Half Price Card You’ll have to do a little pre-calculating to see whether it’s really worth your while but if you plan to travel regularly, a Half Price Card might end up saving you money in the long run. The card costs CHF 120 and gives you 50% off all transport within one month.
Eurail Pass If you’re travelling through neighbouring countries in Europe, consider a Eurail Pass. You can choose which countries to include and how many travel days you want (4 – 10 days within 2 months unlimited travel days within 3 months). Nearly all trains in Switzerland are free with a Eurail pass and selected cable cars and most boats are discounted.
Swiss Pass Similar to the Eurail Pass, you can purchase the Swiss Pass and be entitled to free travel rail, bus and boat travel for a certain number of travel days. Discounts are also included for certain cable cars, gondelas and cogwheel trains. Prices start from CHF 213 and once again, you’ll have to know what you plan to do during your time in Switzerland to compare costs with or without the pass.
Hotel Transport If you book a hotel in Bern, Geneva, Saas-Fee or Moritz, you get free access to local public transport. If you book an airport hotel, free rides to the airport are often included. Ask your hotel when you book.
Food & Drink
Both groceries and dining out are often highly priced compared to other surrounding countries.

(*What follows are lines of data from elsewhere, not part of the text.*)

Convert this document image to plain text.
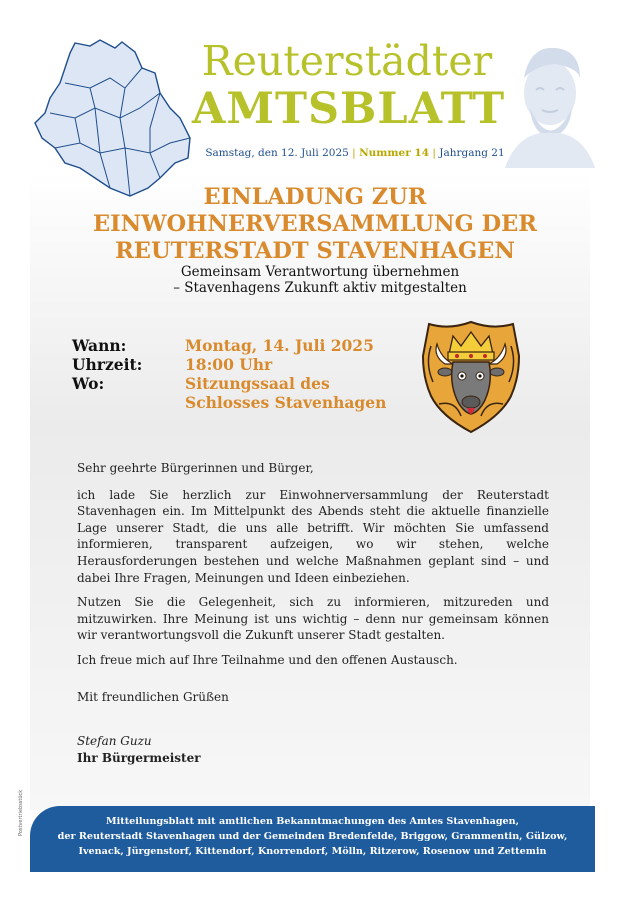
Reuterstädter
AMTSBLATT
Samstag, den 12. Juli 2025 | Nummer 14 | Jahrgang 21
EINLADUNG ZUR
EINWOHNERVERSAMMLUNG DER
REUTERSTADT STAVENHAGEN
Gemeinsam Verantwortung übernehmen
– Stavenhagens Zukunft aktiv mitgestalten
Wann:	Montag, 14. Juli 2025
Uhrzeit:	18:00 Uhr
Wo:	Sitzungssaal des
Schlosses Stavenhagen

Sehr geehrte Bürgerinnen und Bürger,

ich lade Sie herzlich zur Einwohnerversammlung der Reuterstadt Stavenhagen ein. Im Mittelpunkt des Abends steht die aktuelle finanzielle Lage unserer Stadt, die uns alle betrifft. Wir möchten Sie umfassend informieren, transparent aufzeigen, wo wir stehen, welche Herausforderungen bestehen und welche Maßnahmen geplant sind – und dabei Ihre Fragen, Meinungen und Ideen einbeziehen.

Nutzen Sie die Gelegenheit, sich zu informieren, mitzureden und mitzuwirken. Ihre Meinung ist uns wichtig – denn nur gemeinsam können wir verantwortungsvoll die Zukunft unserer Stadt gestalten.

Ich freue mich auf Ihre Teilnahme und den offenen Austausch.

Mit freundlichen Grüßen

Stefan Guzu

Ihr Bürgermeister

Mitteilungsblatt mit amtlichen Bekanntmachungen des Amtes Stavenhagen,
der Reuterstadt Stavenhagen und der Gemeinden Bredenfelde, Briggow, Grammentin, Gülzow,
Ivenack, Jürgenstorf, Kittendorf, Knorrendorf, Mölln, Ritzerow, Rosenow und Zettemin
Postvertriebsstück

Buy a stack of groceries before you travel to Switzerland
2 minute noodles, pasta sauces, muesli bars, even fruit and veg, load up before you cross the border and you’ll save a tonne. Plan a couple of meals and buy those ingredients, then the only thing you have to buy here will be bread, milk, and other perishables (and 2kg of Swiss chocolate).

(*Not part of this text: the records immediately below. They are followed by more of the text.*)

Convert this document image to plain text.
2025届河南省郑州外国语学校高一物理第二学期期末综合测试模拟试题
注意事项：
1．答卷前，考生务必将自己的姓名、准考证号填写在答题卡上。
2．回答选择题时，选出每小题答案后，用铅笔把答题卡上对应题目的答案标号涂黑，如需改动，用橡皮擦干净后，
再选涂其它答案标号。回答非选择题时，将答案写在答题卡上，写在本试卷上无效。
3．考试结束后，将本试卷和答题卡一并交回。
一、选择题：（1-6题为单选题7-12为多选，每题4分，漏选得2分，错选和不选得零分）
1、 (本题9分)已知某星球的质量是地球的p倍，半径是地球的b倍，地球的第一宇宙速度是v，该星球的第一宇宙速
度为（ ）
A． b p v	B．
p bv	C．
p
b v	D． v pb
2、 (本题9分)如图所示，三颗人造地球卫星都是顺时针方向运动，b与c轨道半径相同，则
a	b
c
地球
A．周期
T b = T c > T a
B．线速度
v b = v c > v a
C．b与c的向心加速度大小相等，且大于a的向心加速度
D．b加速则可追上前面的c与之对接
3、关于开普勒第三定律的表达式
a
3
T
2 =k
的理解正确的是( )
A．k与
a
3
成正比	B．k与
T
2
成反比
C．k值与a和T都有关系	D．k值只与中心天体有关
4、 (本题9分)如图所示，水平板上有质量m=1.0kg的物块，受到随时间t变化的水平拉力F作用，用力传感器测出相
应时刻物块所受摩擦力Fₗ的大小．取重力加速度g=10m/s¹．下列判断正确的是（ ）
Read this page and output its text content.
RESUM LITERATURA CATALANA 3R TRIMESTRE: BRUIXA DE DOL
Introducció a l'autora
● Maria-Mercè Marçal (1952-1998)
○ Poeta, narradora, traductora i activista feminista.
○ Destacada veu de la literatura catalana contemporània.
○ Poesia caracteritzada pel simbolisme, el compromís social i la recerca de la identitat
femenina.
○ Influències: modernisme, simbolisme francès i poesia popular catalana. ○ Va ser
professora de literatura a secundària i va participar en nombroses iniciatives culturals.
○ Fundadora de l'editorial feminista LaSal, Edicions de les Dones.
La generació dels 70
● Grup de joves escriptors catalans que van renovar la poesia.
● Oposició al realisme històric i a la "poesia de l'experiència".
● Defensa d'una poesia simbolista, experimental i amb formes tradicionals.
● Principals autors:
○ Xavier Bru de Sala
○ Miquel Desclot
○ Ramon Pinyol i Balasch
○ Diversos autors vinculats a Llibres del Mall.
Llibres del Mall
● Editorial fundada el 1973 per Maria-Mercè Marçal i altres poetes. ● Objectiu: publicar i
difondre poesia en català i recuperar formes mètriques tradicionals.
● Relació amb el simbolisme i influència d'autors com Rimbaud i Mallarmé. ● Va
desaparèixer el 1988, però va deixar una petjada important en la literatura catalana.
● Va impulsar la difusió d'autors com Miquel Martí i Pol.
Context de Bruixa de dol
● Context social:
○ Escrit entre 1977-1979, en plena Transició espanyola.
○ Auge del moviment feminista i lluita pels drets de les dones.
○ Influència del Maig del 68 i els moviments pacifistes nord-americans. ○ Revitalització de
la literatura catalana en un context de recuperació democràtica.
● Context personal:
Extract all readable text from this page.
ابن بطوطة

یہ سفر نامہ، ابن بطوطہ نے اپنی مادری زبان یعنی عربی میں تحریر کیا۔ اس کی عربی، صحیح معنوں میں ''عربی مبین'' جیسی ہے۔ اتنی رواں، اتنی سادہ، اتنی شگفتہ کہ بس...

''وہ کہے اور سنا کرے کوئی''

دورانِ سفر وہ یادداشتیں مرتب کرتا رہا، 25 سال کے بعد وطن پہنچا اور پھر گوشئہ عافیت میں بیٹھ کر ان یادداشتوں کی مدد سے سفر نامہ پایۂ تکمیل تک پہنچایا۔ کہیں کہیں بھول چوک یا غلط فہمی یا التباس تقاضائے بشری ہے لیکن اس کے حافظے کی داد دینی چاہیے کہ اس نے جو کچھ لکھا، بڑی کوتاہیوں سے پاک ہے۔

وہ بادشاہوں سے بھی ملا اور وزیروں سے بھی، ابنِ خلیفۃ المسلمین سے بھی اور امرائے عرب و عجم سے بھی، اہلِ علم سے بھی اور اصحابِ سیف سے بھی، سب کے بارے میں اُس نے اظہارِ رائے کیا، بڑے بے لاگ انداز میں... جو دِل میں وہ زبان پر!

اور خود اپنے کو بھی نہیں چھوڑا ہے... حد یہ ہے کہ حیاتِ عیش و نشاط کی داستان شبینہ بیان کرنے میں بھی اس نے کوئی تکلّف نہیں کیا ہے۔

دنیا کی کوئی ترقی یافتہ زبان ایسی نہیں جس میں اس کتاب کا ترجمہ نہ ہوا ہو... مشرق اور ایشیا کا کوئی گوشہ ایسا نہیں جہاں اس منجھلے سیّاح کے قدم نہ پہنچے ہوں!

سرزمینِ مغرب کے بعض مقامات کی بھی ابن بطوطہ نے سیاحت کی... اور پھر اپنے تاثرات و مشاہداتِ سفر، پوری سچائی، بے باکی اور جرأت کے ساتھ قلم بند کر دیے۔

Cook, cook, and cook some more
One simple pasta dish at a not-so-touristy restaurant will fetch between 17 and 23sf, so use up all those pre-bought ingredients and whip yourself up something tasty for a quarter of the price! Need inspiration? Check out some hostel-friendly recipes here.
Want to go on a bender?
*bank balance shakes head*. While you can buy drinks from the local grocery store for around CHF 2, beers at a bar cost somewhere between CHF 7 & 10 a pop. Nightlife here also isn’t as established as other parts of Europe so it’s sometimes harder than usual to find a pumping club. If you are trying to do Switzerland on a budget, try to think about it like this is your nature/relax/outdoorsy time. All-nighters and unlimited jagerbombs will come again soon…

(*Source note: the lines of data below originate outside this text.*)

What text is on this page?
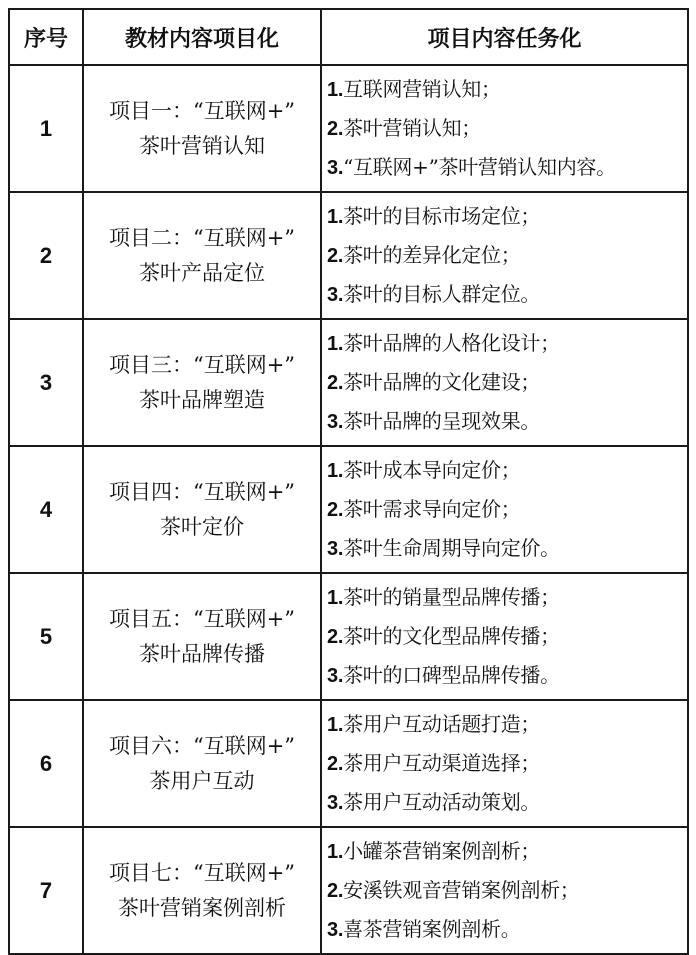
序号	教材内容项目化	项目内容任务化
1	项目一：“互联网+”
茶叶营销认知	1.互联网营销认知；
2.茶叶营销认知；
3.“互联网+”茶叶营销认知内容。

2	项目二：“互联网+”
茶叶产品定位	1.茶叶的目标市场定位；
2.茶叶的差异化定位；
3.茶叶的目标人群定位。

3	项目三：“互联网+”
茶叶品牌塑造	1.茶叶品牌的人格化设计；
2.茶叶品牌的文化建设；
3.茶叶品牌的呈现效果。

4	项目四：“互联网+”
茶叶定价	1.茶叶成本导向定价；
2.茶叶需求导向定价；
3.茶叶生命周期导向定价。

5	项目五：“互联网+”
茶叶品牌传播	1.茶叶的销量型品牌传播；
2.茶叶的文化型品牌传播；
3.茶叶的口碑型品牌传播。

6	项目六：“互联网+”
茶用户互动	1.茶用户互动话题打造；
2.茶用户互动渠道选择；
3.茶用户互动活动策划。

7	项目七：“互联网+”
茶叶营销案例剖析	1.小罐茶营销案例剖析；
2.安溪铁观音营销案例剖析；
3.喜茶营销案例剖析。
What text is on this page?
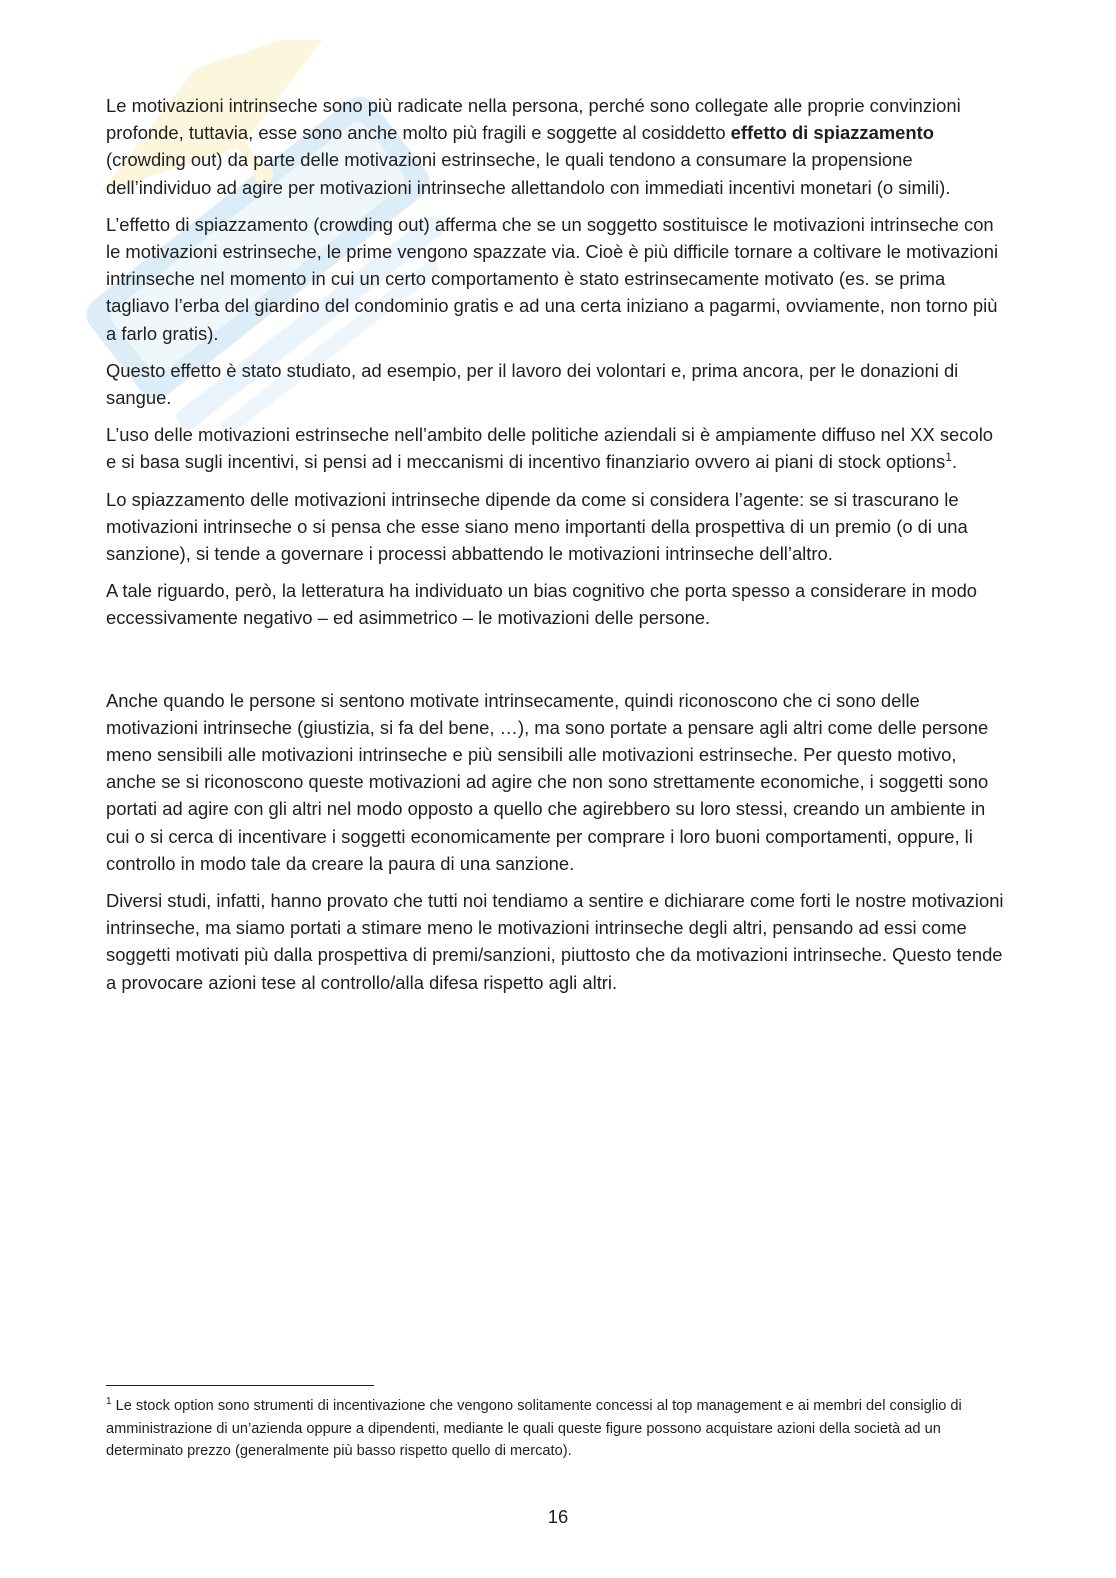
Le motivazioni intrinseche sono più radicate nella persona, perché sono collegate alle proprie convinzioni profonde, tuttavia, esse sono anche molto più fragili e soggette al cosiddetto effetto di spiazzamento (crowding out) da parte delle motivazioni estrinseche, le quali tendono a consumare la propensione dell’individuo ad agire per motivazioni intrinseche allettandolo con immediati incentivi monetari (o simili).

L’effetto di spiazzamento (crowding out) afferma che se un soggetto sostituisce le motivazioni intrinseche con le motivazioni estrinseche, le prime vengono spazzate via. Cioè è più difficile tornare a coltivare le motivazioni intrinseche nel momento in cui un certo comportamento è stato estrinsecamente motivato (es. se prima tagliavo l’erba del giardino del condominio gratis e ad una certa iniziano a pagarmi, ovviamente, non torno più a farlo gratis).

Questo effetto è stato studiato, ad esempio, per il lavoro dei volontari e, prima ancora, per le donazioni di sangue.

L’uso delle motivazioni estrinseche nell’ambito delle politiche aziendali si è ampiamente diffuso nel XX secolo e si basa sugli incentivi, si pensi ad i meccanismi di incentivo finanziario ovvero ai piani di stock options$^1$.

Lo spiazzamento delle motivazioni intrinseche dipende da come si considera l’agente: se si trascurano le motivazioni intrinseche o si pensa che esse siano meno importanti della prospettiva di un premio (o di una sanzione), si tende a governare i processi abbattendo le motivazioni intrinseche dell’altro.

A tale riguardo, però, la letteratura ha individuato un bias cognitivo che porta spesso a considerare in modo eccessivamente negativo – ed asimmetrico – le motivazioni delle persone.

Anche quando le persone si sentono motivate intrinsecamente, quindi riconoscono che ci sono delle motivazioni intrinseche (giustizia, si fa del bene, …), ma sono portate a pensare agli altri come delle persone meno sensibili alle motivazioni intrinseche e più sensibili alle motivazioni estrinseche. Per questo motivo, anche se si riconoscono queste motivazioni ad agire che non sono strettamente economiche, i soggetti sono portati ad agire con gli altri nel modo opposto a quello che agirebbero su loro stessi, creando un ambiente in cui o si cerca di incentivare i soggetti economicamente per comprare i loro buoni comportamenti, oppure, li controllo in modo tale da creare la paura di una sanzione.

Diversi studi, infatti, hanno provato che tutti noi tendiamo a sentire e dichiarare come forti le nostre motivazioni intrinseche, ma siamo portati a stimare meno le motivazioni intrinseche degli altri, pensando ad essi come soggetti motivati più dalla prospettiva di premi/sanzioni, piuttosto che da motivazioni intrinseche. Questo tende a provocare azioni tese al controllo/alla difesa rispetto agli altri.

$^1$ Le stock option sono strumenti di incentivazione che vengono solitamente concessi al top management e ai membri del consiglio di amministrazione di un’azienda oppure a dipendenti, mediante le quali queste figure possono acquistare azioni della società ad un determinato prezzo (generalmente più basso rispetto quello di mercato).
16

Cable cars, skiing, lake cruises, paragliding… Switzerland has some incredible activities, but often just one will blow your budget.
Walk & Hike Instead of buying a return ticket, hike up to the peak. It’s more rewarding to reach the top after a few hours of climbing than to just board a 5 minute train with the crowds.
Switzerland has over 60,000km of very well maintained and well signed walking trails, so instead of jumping on that CHF 30 train to take you 10 minutes to the next town, why not walk? Every main town will have a tourist information kiosk with guides on walking trails, and once you’re away, just follow the yellow signposts.
Specialty Cards As mentioned above, speciality cards such as Eurail or the Swiss Pass gives you huge discounts not just on transport but on some activities too.
Pick just one Switzerland is absolutely incredible and honestly has something for everyone. It’s so hard not to want to do everything, but if you’re on a tight budget, try to pick one main splurge. If you’re travelling with friends, maybe an epic sky-diving or paragliding adventure? If you’re in a couple, why not lash out on a fancy hotel for a night, complete with private jacuzzi overlooking the snow-capped alps.